California Judge Orders Planned Parenthood Workers' Names To Remain Sealed
The names of 14 Planned Parenthood workers and others will remain sealed during the trial of two anti-abortion activists who are charged with secretly recording them, a California judge ruled Monday.
The order by San Francisco Superior Court Judge Christopher Hite came in a preliminary hearing in the prosecution of David Daleiden and Sandra Merritt of the Center for Medical Progress.
Hite said that he would punish anyone discovered to have published the names of the workers, which were already ordered to remain secret when Daleiden and Merritt were first charged in California in 2017. The judge's order came after an anti-abortion website published the names over the weekend.
California prosecutor Johnette Jauron said it was necessary to keep the workers' names confidential because "they are in fear of bodily harm."

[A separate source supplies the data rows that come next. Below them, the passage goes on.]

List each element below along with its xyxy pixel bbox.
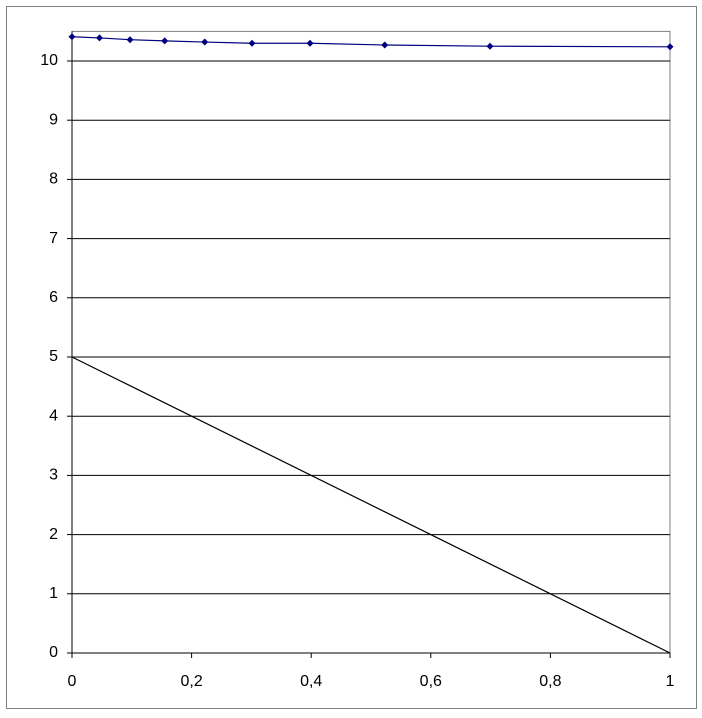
x-tick-label: 0,8 xyxy=(539,673,561,690)
y-tick-label: 6 xyxy=(49,289,58,306)
x-tick-label: 0,6 xyxy=(420,673,442,690)
y-tick-label: 3 xyxy=(49,467,58,484)
data-point xyxy=(248,39,256,47)
y-tick-label: 0 xyxy=(49,644,58,661)
y-tick-label: 7 xyxy=(49,230,58,247)
data-point xyxy=(381,41,389,49)
data-point xyxy=(486,42,494,50)
data-point xyxy=(96,34,104,42)
series-line xyxy=(71,36,671,48)
y-tick-label: 5 xyxy=(49,348,58,365)
x-tick-label: 0,2 xyxy=(180,673,202,690)
series-line xyxy=(71,356,671,654)
data-point xyxy=(68,33,76,41)
y-tick-label: 9 xyxy=(49,111,58,128)
y-tick-label: 10 xyxy=(40,52,58,69)
data-point xyxy=(666,43,674,51)
data-point xyxy=(126,36,134,44)
data-point xyxy=(201,38,209,46)
data-point xyxy=(306,39,314,47)
y-tick-label: 4 xyxy=(49,407,58,424)
y-tick-label: 2 xyxy=(49,526,58,543)
x-tick-label: 0,4 xyxy=(300,673,322,690)
data-point xyxy=(161,37,169,45)
x-tick-label: 1 xyxy=(666,673,675,690)
y-tick-label: 1 xyxy=(49,585,58,602)
y-tick-label: 8 xyxy=(49,171,58,188)
x-tick-label: 0 xyxy=(68,673,77,690)
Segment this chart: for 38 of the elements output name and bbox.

Prosecutors offered an affidavit by one Planned Parenthood worker who said that Daleiden sent a text to her phone number in 2016 and said, "I know a lot has happened in the past year, and maybe I'm the last person you want to hear from. But if there's anything I can do to help you, please let me know."
Daleiden and Merritt have pleaded not guilty and say that they are citizen journalists whose activities are protected under the Constitution.
They are accused of secretly recording videos in 2015 purporting to show that Planned Parenthood workers were agreeing to sell fetal tissue for profit, a practice the group denies. Planned Parenthood says the videos were deceptively edited and that it had only charged medical researchers for the costs of shipping, or other expenses tied to donating the tissue. Planned Parenthood says it has since stopped asking for reimbursements for shipping costs.
Planned Parenthood has made the unusual legal demand to join the state's prosecution of the anti-abortion activists. The organization says it is worried about the workers' safety and wants its lawyers to be able to object to defense lawyers' questions that might identify the workers.
Daleiden and Merritt each face 14 counts of invasion of privacy.